A company's quality of earnings is revealed by dismissing any anomalies, accounting tricks, or one-time events that may skew the real bottom-line numbers on performance. Once these are removed, the earnings that are derived from higher sales or lower costs can be seen clearly.

Even factors external to the company can affect an evaluation of the quality of earnings. For example, during periods of high inflation, quality of earnings is considered poor for many or most companies. Their sales figures are inflated, too.

In general, earnings that are calculated conservatively are considered more reliable than those calculated by aggressive accounting policies. Quality of earnings can be eroded by accounting practices that hide poor sales or increased business risk.

Fortunately, there are generally accepted accounting principles (GAAP). The more closely a company sticks to those standards, the higher its quality of earnings is likely to be.

Several major financial scandals, including Enron and Worldcom, have been extreme examples of poor earnings quality that misled investors.

Key Takeaways

  • A company's real quality of earnings can only be revealed by spotting and removing any anomalies, accounting tricks, or one-time events that skew the numbers.
  • Quality of earnings is the percentage of income that is due to higher sales or lower costs. 
  • An increase in net income without a corresponding increase in cash flow from operations is a red flag.
  • Tracking activity from the income statement through to the balance sheet and cash flow statement is a good way to gauge quality of earnings.

Understanding Quality of Earnings

One number that analysts like to track is net income. It provides a point of reference for how well the company is doing from an earnings perspective. If net income is higher than it was the previous quarter or year, and if it beats analyst estimates, it's a win for the company.

But how reliable are these earnings numbers? Due to the myriad of accounting conventions, companies can manipulate earnings numbers up or down to serve their own needs. 

Some companies manipulate earnings downward to reduce the taxes they owe. Others find ways to artificially inflate earnings to make them look better to analysts and investors.

Companies that manipulate their earnings are said to have poor or low earnings quality. Companies that do not manipulate their earnings have a high quality of earnings.This is because as a company's quality of earnings improves, its need to manipulate earnings to portray a certain financial state decreases. However, many companies with high earnings quality will still adjust their financial information to minimize their tax burden.

As noted above, companies with a high quality of earnings stick with the GAAP standards. The fundamental qualities of those standards are reliability and relevance. That is:

  • Reliability: The metric is verifiable, free from error or bias, and accurately represents the transaction.
  • Relevance: The metric is timely and has predictive power. It can confirm or contradict prior predictions and has value when making new predictions.

How Quality of Earnings Works

There are many ways to gauge the quality of earnings by studying a company's annual report.

Analysts usually start at the top of the income statement and work their way down. For instance, companies that report high sales growth may also show high growth in credit sales. Analysts are wary of sales that are due only to loose credit terms. (Changes in credit sales, or accounts receivable, can be found on the balance sheet and cash flow statement.)

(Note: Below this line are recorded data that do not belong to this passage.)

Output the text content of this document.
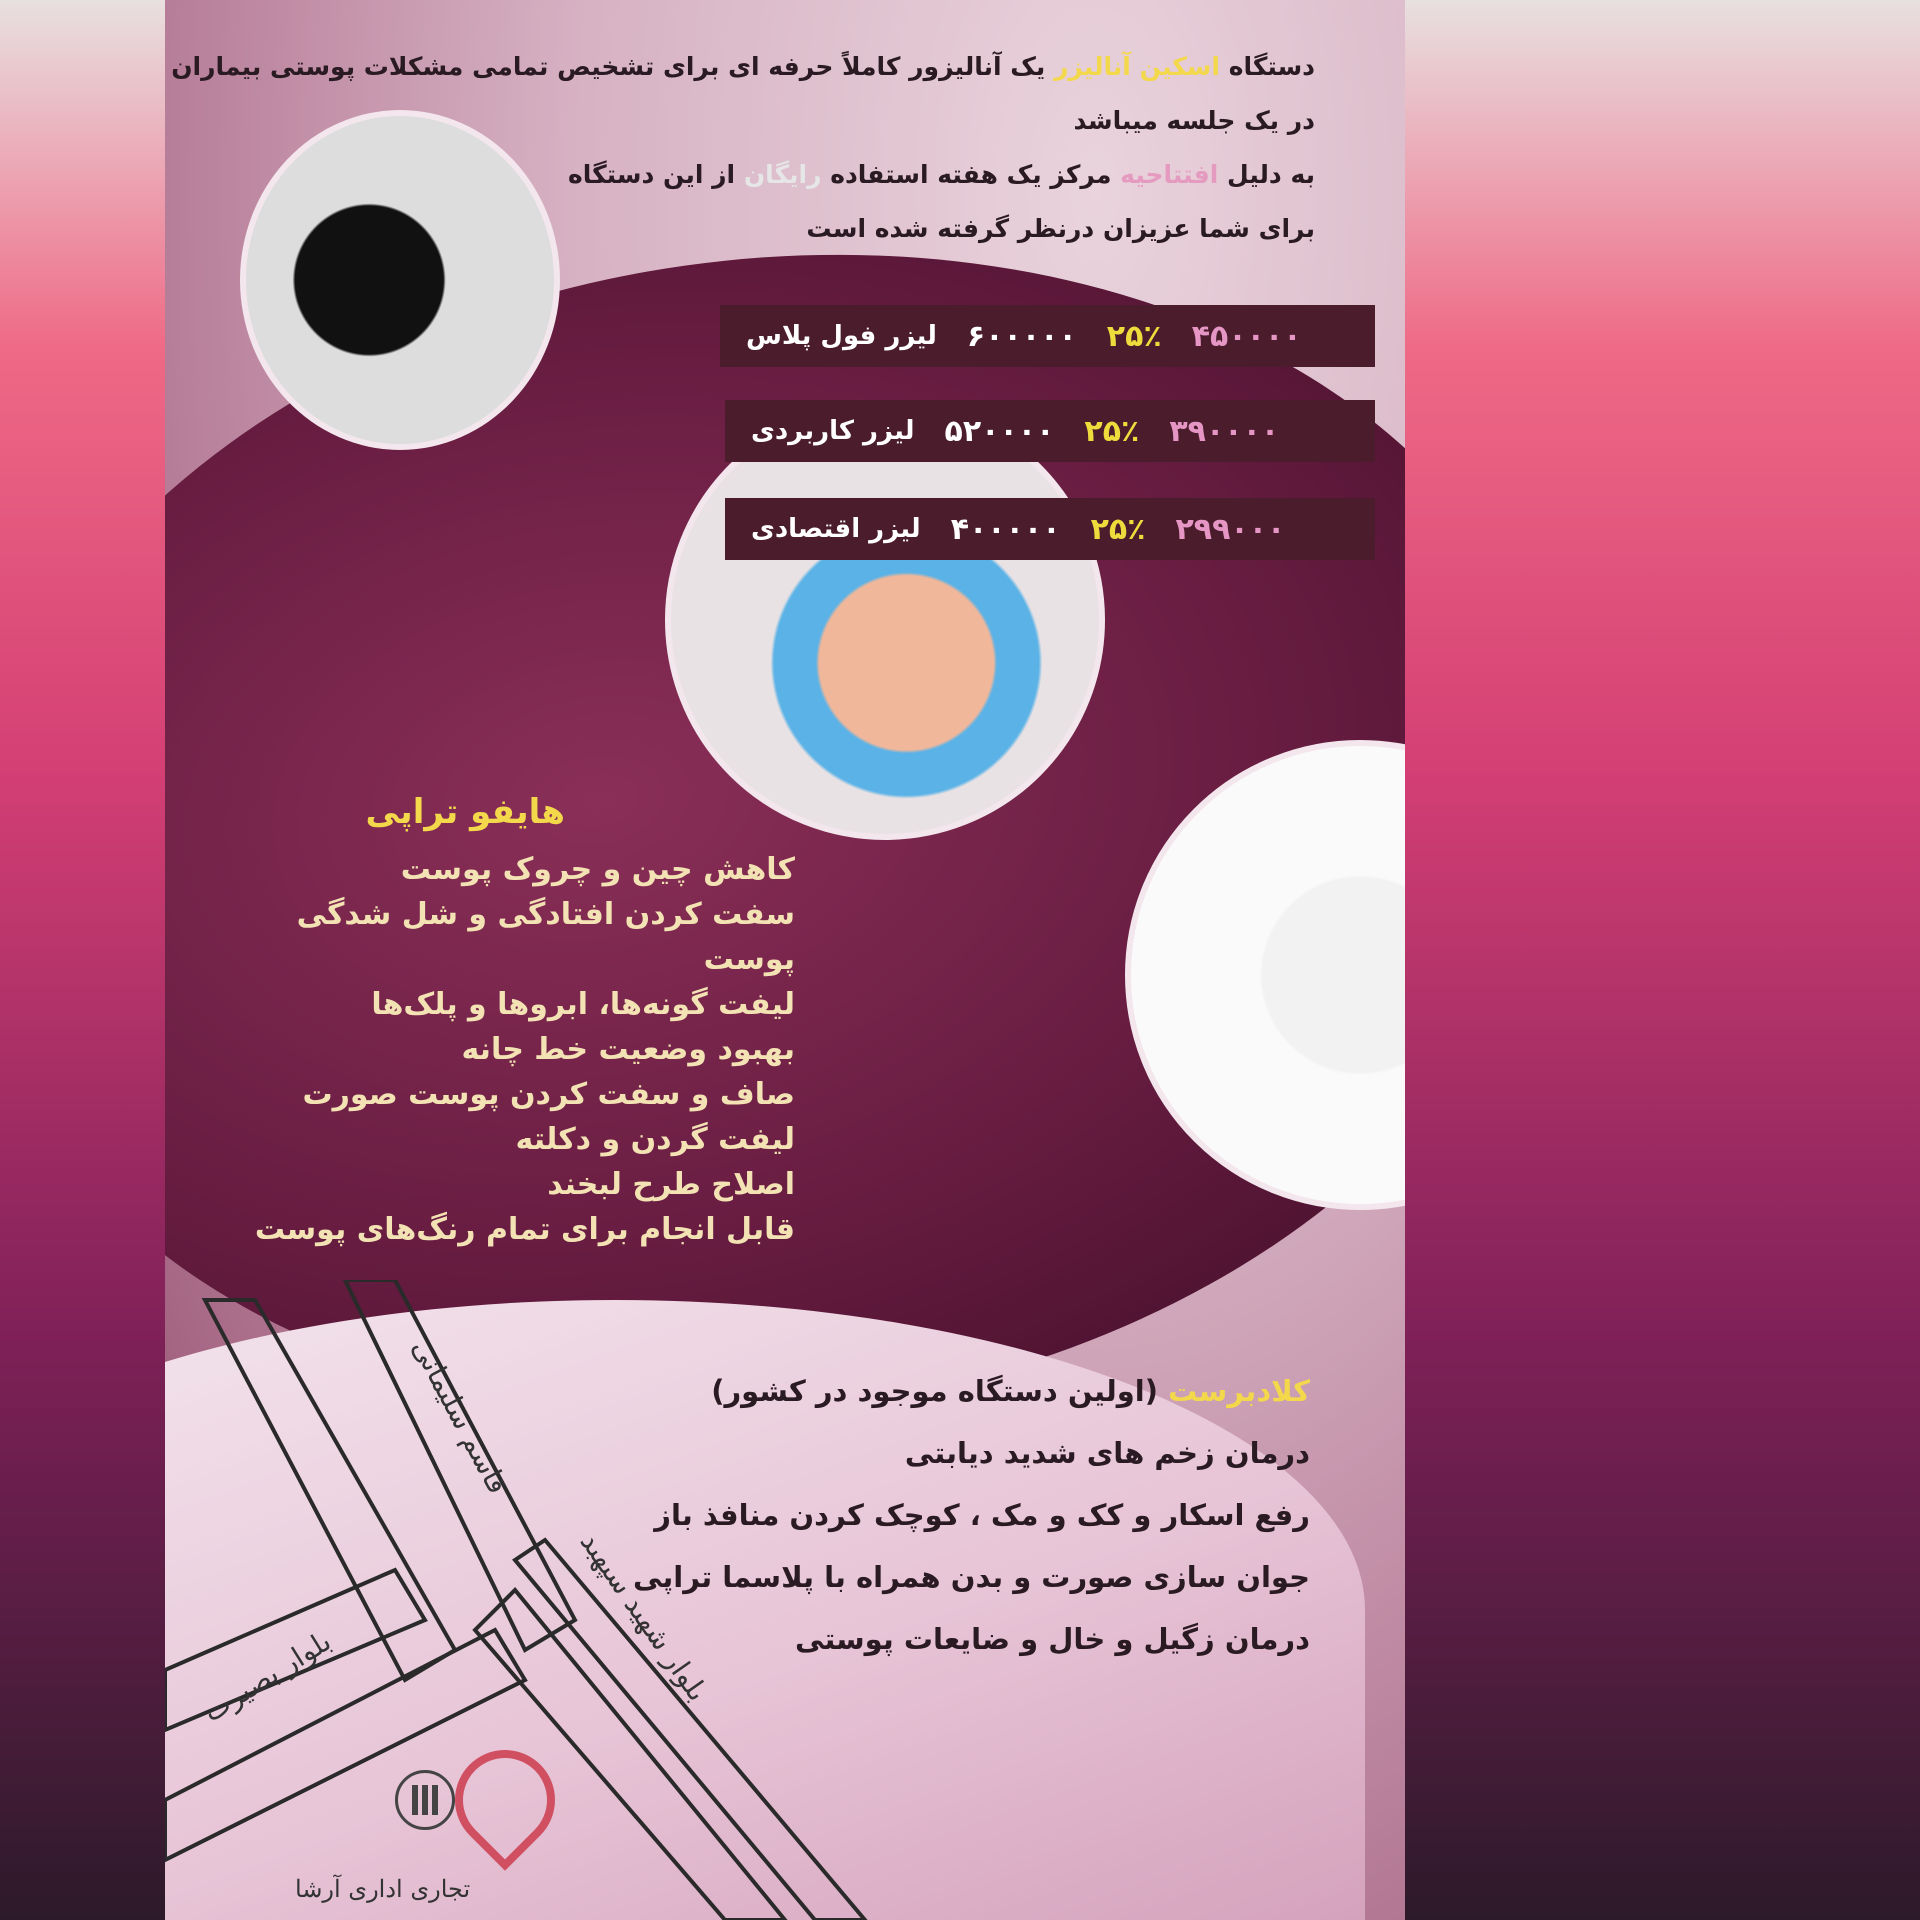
دستگاه اسکین آنالیزر یک آنالیزور کاملاً حرفه ای برای تشخیص تمامی مشکلات پوستی بیماران
در یک جلسه میباشد
به دلیل افتتاحیه مرکز یک هفته استفاده رایگان از این دستگاه
برای شما عزیزان درنظر گرفته شده است
لیزر فول پلاس ۶۰۰۰۰۰ ۲۵٪ ۴۵۰۰۰۰
لیزر کاربردی ۵۲۰۰۰۰ ۲۵٪ ۳۹۰۰۰۰
لیزر اقتصادی ۴۰۰۰۰۰ ۲۵٪ ۲۹۹۰۰۰
هایفو تراپی
کاهش چین و چروک پوست
سفت کردن افتادگی و شل شدگی پوست
لیفت گونه‌ها، ابروها و پلک‌ها
بهبود وضعیت خط چانه
صاف و سفت کردن پوست صورت
لیفت گردن و دکلته
اصلاح طرح لبخند
قابل انجام برای تمام رنگ‌های پوست
کلادبرست (اولین دستگاه موجود در کشور)
درمان زخم های شدید دیابتی
رفع اسکار و کک و مک ، کوچک کردن منافذ باز
جوان سازی صورت و بدن همراه با پلاسما تراپی
درمان زگیل و خال و ضایعات پوستی
بلوار بصیرت
قاسم سلیمانی
بلوار شهید سپهبد
تجاری اداری آرشا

Working down the income statement, analysts then might look for variations between operating cash flow and net income. A company that has a high net income but negative cash flows from operations is achieving those apparent earnings somewhere other than sales.

One-time adjustments to net income, also known as nonrecurring income or expenses, are another red flag. For example, a company may decrease expenses in the current year by refinancing all of its debt into a future balloon payment. This would lower debt expense and increase net income for the current year while pushing the repayment problem down the road. Naturally, long-term investors don't care for that move.

Example of Earnings Manipulation

A company can manipulate popular earnings measures such as earnings per share and price-to-earnings ratio by buying back shares of its own stock, which reduces the number of shares outstanding. In this way, a company with declining net income may be able to post earnings-per-share growth.

When earnings-per-share goes up, the price-to-earnings ratio goes down. That should signal that the stock is undervalued. It doesn't, though, if the company changed the number by simply repurchasing shares.

It is particularly worrisome when a company takes on additional debt to finance stock repurchases. Companies might do this to artificially inflate the per-share price of their stock by reducing the number of shares available for purchase on the open market, thus giving the impression that the value of the stock has increased.